= Boola Boola =

Yale University football song

"Boola Boola" is a football song of Yale University. It has enjoyed widespread popularity over the years and has been adapted to many other uses. Despite its popularity, it is not Yale's official fight song, which is "Bull Dog", by Cole Porter.

==Origins==
The song in its present form was composed in 1900 and is generally attributed to Allan M. Hirsh, Yale Class of 1901, who in a 1930 letter claimed to have written it in collaboration with his classmates F. M. Van Wicklen, Albert Marckwald, and James L. Boyce in the fall of 1900. Though the claim was disputed by Marckwald - who was credited with the tune in the 1901 Class Book - and others, the weight of the evidence, including several articles in the Yale Alumni Weekly from 1900 and 1901, supports Hirsh's claim.

However, the song appears to be based on an earlier one, "La Hoola Boola" (1898), by Bob Cole and Billy Johnson, "extremely popular African American singer-songwriters of the time." When the first piano edition of "Yale Boola" appeared in 1901, it included a notice "Adapted by permission of Howley, Haviland & Dresser", the successor publisher of "La Hoola Boola". Hirsh himself said in his 1930 letter: The song was not altogether original with us, but was undoubtedly adapted from some other song but we were unable to definitively designate this song, although later on we did discover that there had been published a song, which at that time was out of print, called 'La Hula Boola,' and the air was quite similar but the time was different.

The song immediately caught on, soon being played by John Philip Sousa. It sold more sheet music in the first half of 1901 than any other song in the country, and became indelibly associated with Yale athletics.

==Recordings and adaptations==
Arthur Pryor's Band recorded "Boola Boola" in 1910.

As one of Yale's most traditional football songs, "Boola Boola" has historically been performed by the Yale Whiffenpoofs and the Yale Glee Club.

The tune of "Boola Boola" is used for the University of Oklahoma's fight song, "Boomer Sooner."

==Lyrics==

Boola boola, boola boola, boola boola, boola, boola
Oh when we're through with those poor fellows
They will holler boola, boo
Rah, rah!

Oh Yale, Eli Yale
Oh Yale, Eli Yale
Oh Yale, Eli Yale
Oh Yale, Eli Yale

==In popular culture==
An accordion rendition is featured in the 1954 film Phffft, when Kim Novak's character leads patrons in a restaurant in singing the song, while she waves pom poms.

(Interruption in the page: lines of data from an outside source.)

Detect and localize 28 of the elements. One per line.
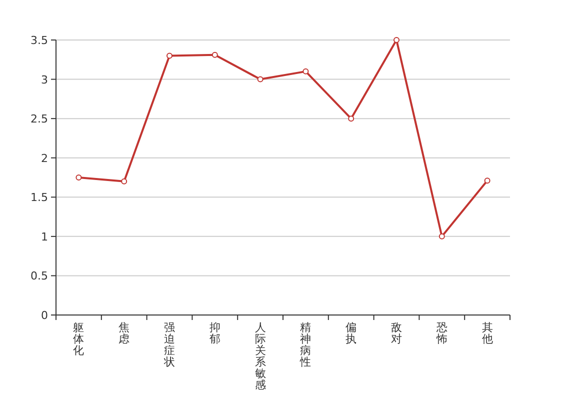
x-tick-label: 偏执 [346,321,357,346]
point [76,174,82,180]
y-tick-label: 3.5 [30,34,48,47]
x-tick-label: 焦虑 [118,321,130,346]
y-tick-label: 0.5 [30,270,48,283]
x-tick-label: 强迫症状 [163,321,175,368]
x-tick-label: 精神病性 [299,321,312,368]
point [484,178,490,184]
point [302,68,309,74]
y-tick-label: 2 [41,152,48,165]
y-tick-label: 1 [41,230,48,244]
point [438,233,445,240]
y-tick-label: 0 [41,309,48,322]
point [166,52,172,59]
x-tick-label: 人际关系敏感 [254,321,266,392]
x-tick-label: 其他 [482,321,493,346]
y-tick-label: 1.5 [30,191,48,204]
point [212,52,218,58]
point [121,178,128,184]
point [348,116,354,122]
x-tick-label: 躯体化 [73,321,84,357]
x-tick-label: 抑郁 [209,321,220,346]
y-tick-label: 2.5 [30,112,48,126]
y-tick-label: 3 [41,73,48,86]
x-tick-label: 恐怖 [435,321,448,346]
point [257,76,264,82]
x-tick-label: 敌对 [391,321,402,346]
point [394,37,400,43]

In the film “Sabrina,” also released in 1954, Humphrey Bogart’s character briefly sings the tune while putting on a jacket from Yale, his alma mater.

A brass-band arrangement of the "Boola Boola" tune accompanies the sequence in Peter Yates' 1969 film John and Mary in which Mary (Mia Farrow) imagines herself sitting on a bench wrapped in a blanket, watching John (Dustin Hoffman) play tennis with James (Michael Tolan) on a New York City court in the winter, both wearing Yale jerseys. Then John and James briefly sing the song in the shower while throwing wet towels onto Mary.

Nancy Kelly sings a version of the song in 1943's Tarzan’s Desert Mystery as a diversion to the villains looking for Tarzan and his son Boy.

Dick Tracy comic strips from October 13, 1956-December 23, 1956, featured a counterfeiter named Ivy who would frequently utter “Boola Boola Boola”. He wore tweed suits, owned a large riding stable, and was a former polo champion.

In the Simpsons episode "The Great Wife Hope", character Mr. Burns, an alumnus of Yale, is seen playing the song as he comes up against Marge in a practice wrestling match.